I'd suggest having a frank discussion with your parents, explaining all the trivial ways that exist to defeat these monitoring attempts, and that maybe it is time to look at other options.

Otherwise you need to have them create a bios password and disable booting from anything but hard-drive, have them create a root password and not tell you, then use one of the above options. Of course, they'll have to take you at your word that you haven't installed a keylogger by now, so again, maybe it's time to look at other methods.

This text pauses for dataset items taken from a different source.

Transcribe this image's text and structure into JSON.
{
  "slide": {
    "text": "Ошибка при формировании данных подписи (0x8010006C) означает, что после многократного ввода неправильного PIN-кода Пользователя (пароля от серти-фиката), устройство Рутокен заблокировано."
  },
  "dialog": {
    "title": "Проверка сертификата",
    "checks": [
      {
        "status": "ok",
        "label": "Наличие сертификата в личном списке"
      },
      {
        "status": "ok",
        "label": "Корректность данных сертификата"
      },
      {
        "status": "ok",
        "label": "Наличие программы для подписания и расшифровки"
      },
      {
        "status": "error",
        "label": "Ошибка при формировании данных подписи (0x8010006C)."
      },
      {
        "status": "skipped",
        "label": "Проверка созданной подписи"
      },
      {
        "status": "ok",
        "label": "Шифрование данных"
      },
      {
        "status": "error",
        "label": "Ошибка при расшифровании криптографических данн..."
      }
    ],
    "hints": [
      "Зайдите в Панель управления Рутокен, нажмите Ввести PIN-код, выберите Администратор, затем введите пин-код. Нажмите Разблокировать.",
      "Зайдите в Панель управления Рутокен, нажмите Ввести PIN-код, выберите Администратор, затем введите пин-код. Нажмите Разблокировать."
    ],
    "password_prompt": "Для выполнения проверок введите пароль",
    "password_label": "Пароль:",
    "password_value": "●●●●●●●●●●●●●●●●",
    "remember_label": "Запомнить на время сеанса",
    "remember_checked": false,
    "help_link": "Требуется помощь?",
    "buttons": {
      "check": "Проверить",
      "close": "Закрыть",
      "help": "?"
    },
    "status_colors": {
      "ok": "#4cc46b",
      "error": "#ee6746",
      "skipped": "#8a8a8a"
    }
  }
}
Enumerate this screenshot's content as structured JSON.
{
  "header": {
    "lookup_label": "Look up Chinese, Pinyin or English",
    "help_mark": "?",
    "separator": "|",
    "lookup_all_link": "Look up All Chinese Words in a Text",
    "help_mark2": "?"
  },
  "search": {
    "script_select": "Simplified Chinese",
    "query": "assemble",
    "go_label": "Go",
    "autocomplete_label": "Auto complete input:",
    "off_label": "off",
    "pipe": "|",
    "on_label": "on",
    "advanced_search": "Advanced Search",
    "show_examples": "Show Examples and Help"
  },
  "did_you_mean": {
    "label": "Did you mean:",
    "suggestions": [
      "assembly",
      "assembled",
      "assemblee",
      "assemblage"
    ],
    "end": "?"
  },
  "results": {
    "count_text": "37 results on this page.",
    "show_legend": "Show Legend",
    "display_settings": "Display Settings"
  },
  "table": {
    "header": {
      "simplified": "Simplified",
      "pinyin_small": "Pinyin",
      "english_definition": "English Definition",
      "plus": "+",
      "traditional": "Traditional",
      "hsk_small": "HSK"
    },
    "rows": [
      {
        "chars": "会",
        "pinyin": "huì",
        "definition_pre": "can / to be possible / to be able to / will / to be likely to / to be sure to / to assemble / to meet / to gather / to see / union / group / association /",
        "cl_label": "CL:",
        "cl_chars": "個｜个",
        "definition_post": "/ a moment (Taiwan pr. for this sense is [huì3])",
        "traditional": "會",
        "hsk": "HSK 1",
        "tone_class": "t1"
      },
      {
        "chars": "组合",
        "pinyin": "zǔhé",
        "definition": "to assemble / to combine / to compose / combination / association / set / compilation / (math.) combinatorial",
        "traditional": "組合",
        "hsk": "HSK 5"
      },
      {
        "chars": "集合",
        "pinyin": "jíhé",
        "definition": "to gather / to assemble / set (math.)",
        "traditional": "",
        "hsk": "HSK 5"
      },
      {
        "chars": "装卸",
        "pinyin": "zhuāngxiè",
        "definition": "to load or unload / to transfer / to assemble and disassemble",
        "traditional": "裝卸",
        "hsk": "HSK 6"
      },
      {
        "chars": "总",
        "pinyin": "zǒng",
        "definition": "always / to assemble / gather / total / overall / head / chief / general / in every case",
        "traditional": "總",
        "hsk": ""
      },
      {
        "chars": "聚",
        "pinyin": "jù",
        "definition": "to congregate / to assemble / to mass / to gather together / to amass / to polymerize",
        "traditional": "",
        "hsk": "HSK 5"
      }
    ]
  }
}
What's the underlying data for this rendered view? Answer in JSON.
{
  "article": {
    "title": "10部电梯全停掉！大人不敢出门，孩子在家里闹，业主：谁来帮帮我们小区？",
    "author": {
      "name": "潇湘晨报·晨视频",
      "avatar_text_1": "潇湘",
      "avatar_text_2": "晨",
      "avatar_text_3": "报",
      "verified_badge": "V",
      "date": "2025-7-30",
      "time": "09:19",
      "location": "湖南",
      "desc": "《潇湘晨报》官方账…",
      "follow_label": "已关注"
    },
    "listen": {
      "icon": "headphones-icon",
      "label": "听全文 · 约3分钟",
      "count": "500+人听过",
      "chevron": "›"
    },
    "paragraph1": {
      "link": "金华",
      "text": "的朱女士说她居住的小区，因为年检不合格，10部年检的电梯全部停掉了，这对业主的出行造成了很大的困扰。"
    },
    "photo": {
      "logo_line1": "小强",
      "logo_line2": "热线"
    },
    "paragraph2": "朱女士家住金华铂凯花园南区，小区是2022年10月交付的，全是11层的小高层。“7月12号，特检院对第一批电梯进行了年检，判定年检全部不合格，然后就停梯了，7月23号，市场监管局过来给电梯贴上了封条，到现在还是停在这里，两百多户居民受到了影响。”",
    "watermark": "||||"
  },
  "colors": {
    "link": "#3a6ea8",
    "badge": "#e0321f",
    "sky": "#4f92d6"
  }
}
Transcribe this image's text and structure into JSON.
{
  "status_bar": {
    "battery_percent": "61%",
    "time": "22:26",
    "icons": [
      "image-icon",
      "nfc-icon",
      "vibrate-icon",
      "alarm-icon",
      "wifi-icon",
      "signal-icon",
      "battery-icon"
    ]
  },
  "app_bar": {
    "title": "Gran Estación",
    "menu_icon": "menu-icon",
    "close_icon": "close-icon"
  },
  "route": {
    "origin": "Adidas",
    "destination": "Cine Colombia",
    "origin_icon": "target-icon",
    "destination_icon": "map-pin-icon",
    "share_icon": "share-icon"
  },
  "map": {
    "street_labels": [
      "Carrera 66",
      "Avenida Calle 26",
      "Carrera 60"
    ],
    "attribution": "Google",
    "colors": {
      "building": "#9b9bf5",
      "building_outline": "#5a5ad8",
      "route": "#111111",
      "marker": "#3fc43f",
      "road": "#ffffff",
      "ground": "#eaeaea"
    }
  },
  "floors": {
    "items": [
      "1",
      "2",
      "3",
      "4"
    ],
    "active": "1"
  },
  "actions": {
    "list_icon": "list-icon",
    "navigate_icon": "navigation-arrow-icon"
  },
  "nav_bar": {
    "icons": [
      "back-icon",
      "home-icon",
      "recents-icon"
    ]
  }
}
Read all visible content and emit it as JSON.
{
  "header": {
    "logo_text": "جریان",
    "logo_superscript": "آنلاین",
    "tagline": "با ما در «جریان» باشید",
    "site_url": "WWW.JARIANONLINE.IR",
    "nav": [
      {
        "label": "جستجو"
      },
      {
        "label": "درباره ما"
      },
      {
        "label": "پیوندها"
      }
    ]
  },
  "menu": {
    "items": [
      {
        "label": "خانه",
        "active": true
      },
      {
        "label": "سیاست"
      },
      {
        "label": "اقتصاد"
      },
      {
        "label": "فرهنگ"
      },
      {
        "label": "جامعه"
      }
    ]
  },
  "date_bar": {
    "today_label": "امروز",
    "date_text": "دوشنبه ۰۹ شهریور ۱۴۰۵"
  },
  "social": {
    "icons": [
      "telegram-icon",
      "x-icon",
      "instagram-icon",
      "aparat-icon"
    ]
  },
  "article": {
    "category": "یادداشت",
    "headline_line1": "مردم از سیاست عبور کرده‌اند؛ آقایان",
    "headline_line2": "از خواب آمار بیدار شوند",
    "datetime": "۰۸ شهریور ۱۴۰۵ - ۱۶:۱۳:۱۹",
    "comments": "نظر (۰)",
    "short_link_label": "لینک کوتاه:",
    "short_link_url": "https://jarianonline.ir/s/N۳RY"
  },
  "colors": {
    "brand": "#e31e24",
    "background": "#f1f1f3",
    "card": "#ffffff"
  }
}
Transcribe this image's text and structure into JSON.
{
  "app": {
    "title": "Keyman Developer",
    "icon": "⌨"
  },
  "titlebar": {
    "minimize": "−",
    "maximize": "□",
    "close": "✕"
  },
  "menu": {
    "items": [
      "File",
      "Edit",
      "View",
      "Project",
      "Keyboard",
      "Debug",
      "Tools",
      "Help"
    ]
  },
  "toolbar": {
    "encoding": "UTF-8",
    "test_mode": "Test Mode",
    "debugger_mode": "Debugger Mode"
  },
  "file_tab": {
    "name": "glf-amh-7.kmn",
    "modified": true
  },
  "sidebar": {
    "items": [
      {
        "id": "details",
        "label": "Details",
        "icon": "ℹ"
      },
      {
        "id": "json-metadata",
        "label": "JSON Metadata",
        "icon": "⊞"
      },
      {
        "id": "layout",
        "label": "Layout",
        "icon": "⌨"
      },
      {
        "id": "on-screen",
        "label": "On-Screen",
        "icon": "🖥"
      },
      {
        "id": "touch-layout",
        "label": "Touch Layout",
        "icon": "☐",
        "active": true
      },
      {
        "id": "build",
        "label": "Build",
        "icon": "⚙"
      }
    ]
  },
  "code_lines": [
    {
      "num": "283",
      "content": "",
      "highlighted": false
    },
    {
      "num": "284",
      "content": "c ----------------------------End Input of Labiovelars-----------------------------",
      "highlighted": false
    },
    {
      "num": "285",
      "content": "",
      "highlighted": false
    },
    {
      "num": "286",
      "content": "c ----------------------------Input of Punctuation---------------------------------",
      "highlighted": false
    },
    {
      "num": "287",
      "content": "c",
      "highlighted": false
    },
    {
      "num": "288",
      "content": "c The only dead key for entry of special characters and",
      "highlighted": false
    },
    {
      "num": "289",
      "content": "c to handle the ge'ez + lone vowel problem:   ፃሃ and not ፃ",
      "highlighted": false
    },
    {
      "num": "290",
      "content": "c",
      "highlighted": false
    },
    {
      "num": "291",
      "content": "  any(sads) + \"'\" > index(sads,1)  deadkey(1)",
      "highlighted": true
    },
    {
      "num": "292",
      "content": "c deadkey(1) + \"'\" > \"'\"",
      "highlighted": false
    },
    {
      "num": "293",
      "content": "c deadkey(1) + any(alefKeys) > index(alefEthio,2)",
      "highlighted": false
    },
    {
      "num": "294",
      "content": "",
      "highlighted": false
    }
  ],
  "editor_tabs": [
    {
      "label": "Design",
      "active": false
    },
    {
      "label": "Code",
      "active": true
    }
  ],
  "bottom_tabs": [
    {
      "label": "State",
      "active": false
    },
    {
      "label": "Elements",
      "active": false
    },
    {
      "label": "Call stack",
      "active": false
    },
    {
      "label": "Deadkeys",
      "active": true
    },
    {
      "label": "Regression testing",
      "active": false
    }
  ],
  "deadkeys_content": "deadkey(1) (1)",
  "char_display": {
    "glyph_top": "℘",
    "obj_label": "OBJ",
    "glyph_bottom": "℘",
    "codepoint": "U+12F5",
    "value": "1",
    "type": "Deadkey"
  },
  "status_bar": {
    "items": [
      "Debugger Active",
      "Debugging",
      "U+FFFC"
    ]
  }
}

If something must be done, I'd suggest signing up for opendns like above, but have the dns redirection done in your router and let them create the admin password. You can get it around it with vpn's, proxies and tethering to mobile phones...but it's at least easy to do and benefits everyone in the house, guests included.

[v3n0m]

Quote:

Originally Posted by sillav

I'm afraid once you're able to install and run linux, use a live cd, and figure out how to setup and configure various net filtering options, you're pretty much beyond the point of being able to be monitored using those same tools.

I'd suggest having a frank discussion with your parents, explaining all the trivial ways that exist to defeat these monitoring attempts, and that maybe it is time to look at other options.

Otherwise you need to have them create a bios password and disable booting from anything but hard-drive, have them create a root password and not tell you, then use one of the above options. Of course, they'll have to take you at your word that you haven't installed a keylogger by now, so again, maybe it's time to look at other methods.

If something must be done, I'd suggest signing up for opendns like above, but have the dns redirection done in your router and let them create the admin password. You can get it around it with vpn's, proxies and tethering to mobile phones...but it's at least easy to do and benefits everyone in the house, guests included.

Thank you for the striaghtforward answer, I appreciate it. This is what I was concerned about. Oh well, I'm sure they'll understand, and putting a DNS on our router might be something we'll do. Do you think it's possible to assign a DNS server to my wireless network reciever that's built into my PC? Then the filter would only apply for me? Thank you for being tolerant of my noobyness!

[sillav]

A very common home setup is something like this...[1]

Quote:

(internet) ---- (ISP)----(Modem)---(Router)---(desktop, laptops, phones, game consoles)

Everything past the isp is in your house. And the ISP is doing all the DNS work. Some people have really bad isp's, where if you type in a bad address you get redirected to their own 'search' tool, which is almost always terrible. They can do this because you're letting them do the DNS stuff.

OpenDNS looks like this:[2]

Quote:

(internet) ----(OpenDNS)--- (ISP)----(Modem)---(Router[openDNS])---(desktop, laptops, phones, game consoles)

If you have your Router direct everything to openDNS then you can see that everything behind the router is protected. Alternatively, you can just have one using opendns. In my house, it looks like this:[3]

Quote:

(internet) --- (OpenDNS)---(ISP)----(Modem)---(Router)---(desktop, [laptops(openDNS)], phones, [game consoles(openDNS)])

Here only my game console and laptop are protected by the openDNS service that sits between me and the internet

Running your own DNS, squid or whatever, looks like this (I'm guessing, I've never used it)[4]

Quote:

(internet) ----(ISP)----(Modem)---(PersonalDNS Server)--(Router)---(desktop, laptops, phones, game consoles)

You can see that it looks pretty similar to [2], but its behind the modem, so you have a lot more control over it.

So short answer is yes, you can configure just your computer to use openDNS. If you have a good router, say running ddwrt, you can even have just your computer and any unrecognised computers using openDNS, with the parents using whatever else, probably isp. But again, my opinion is to subscribe to the openDNS service for a nominal fee, let it protect you and every device connected to your router, and then make some sort of adult agreement with your parents about internet usage, that recognizes you are moving beyond their technical ability to monitor and yet still want to respect their wishes. This will likely be a non-technical/software solution.